The bundles sent out to two-spirit people include rapid HIV and STD test kits, safe sex resources including condoms, and traditional medicines such as sage, cedar, sweetgrass, lavender, bear grease, and Labrador tea.

Dame says medicine bundles have historic and spiritual significance for two-spirit people, and that the project aims to reconnect two-spirit people with the spiritual aspects of sex.

"A big part of the feedback [from two-spirit people] is current state sexual health services are mainly just physical," he said.

"In order to challenge the legacy of stigma and shame, it needs to be beyond just physical testing and physical assessments. It needs to be spiritual, mental, emotional."

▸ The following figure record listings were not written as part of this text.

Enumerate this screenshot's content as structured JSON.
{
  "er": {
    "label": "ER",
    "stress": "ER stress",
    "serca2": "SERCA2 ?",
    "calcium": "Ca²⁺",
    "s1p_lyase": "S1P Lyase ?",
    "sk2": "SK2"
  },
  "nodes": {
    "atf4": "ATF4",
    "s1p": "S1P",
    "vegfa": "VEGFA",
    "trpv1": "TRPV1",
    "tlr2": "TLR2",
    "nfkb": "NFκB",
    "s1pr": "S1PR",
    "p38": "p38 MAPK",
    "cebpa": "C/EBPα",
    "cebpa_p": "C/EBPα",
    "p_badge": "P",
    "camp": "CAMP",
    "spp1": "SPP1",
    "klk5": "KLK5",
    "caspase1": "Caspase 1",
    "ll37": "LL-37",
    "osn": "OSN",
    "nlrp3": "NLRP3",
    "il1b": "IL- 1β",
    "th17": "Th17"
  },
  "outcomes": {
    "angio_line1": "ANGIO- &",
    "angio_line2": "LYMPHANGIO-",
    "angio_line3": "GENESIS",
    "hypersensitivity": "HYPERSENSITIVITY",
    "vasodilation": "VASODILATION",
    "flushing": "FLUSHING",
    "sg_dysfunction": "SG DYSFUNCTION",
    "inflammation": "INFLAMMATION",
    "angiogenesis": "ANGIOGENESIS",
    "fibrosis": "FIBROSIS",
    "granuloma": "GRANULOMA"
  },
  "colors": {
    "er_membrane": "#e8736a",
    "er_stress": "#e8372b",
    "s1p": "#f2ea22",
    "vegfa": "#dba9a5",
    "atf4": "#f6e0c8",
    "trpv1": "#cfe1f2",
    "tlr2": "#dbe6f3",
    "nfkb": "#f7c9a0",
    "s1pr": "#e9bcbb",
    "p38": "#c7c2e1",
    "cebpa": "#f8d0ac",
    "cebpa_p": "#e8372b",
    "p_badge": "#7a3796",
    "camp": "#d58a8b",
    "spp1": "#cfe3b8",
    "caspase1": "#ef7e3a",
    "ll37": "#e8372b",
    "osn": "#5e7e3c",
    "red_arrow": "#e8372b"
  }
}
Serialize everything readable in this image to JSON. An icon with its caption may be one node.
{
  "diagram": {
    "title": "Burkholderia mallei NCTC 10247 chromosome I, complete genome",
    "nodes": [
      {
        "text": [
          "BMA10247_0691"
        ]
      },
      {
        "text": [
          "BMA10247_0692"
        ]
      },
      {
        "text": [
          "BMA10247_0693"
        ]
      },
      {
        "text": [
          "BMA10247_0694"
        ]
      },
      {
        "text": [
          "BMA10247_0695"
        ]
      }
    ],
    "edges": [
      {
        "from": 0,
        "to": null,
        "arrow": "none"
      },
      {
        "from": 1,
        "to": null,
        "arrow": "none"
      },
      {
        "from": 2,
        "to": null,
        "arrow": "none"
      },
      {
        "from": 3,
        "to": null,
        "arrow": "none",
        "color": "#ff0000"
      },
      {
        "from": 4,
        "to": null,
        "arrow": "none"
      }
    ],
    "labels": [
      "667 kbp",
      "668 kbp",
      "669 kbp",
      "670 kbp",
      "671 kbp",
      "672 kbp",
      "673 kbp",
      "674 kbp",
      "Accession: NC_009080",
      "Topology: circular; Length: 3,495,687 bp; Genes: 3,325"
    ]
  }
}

Dame said most of the traditional medicines included in the bundle — which participants can choose depending on what is appropriate for them — are not used in a sexual context.

However, they can be used for spiritual healing and re-connecting with one's roots, which line up with what the project is aiming to do. Dame also said the bundles were blessed by an Indigenous elder before being shipped.

"We are sexual beings and [medicine is] a sacred piece," he said. "This was the start of some folks' healing journey ... to regain or take back control of their own sexual health.

"Through colonization and religion and a number of things, we've shamed and stigmatized it. This bundle is the attempt to bring back the medicines ... it is a part of us."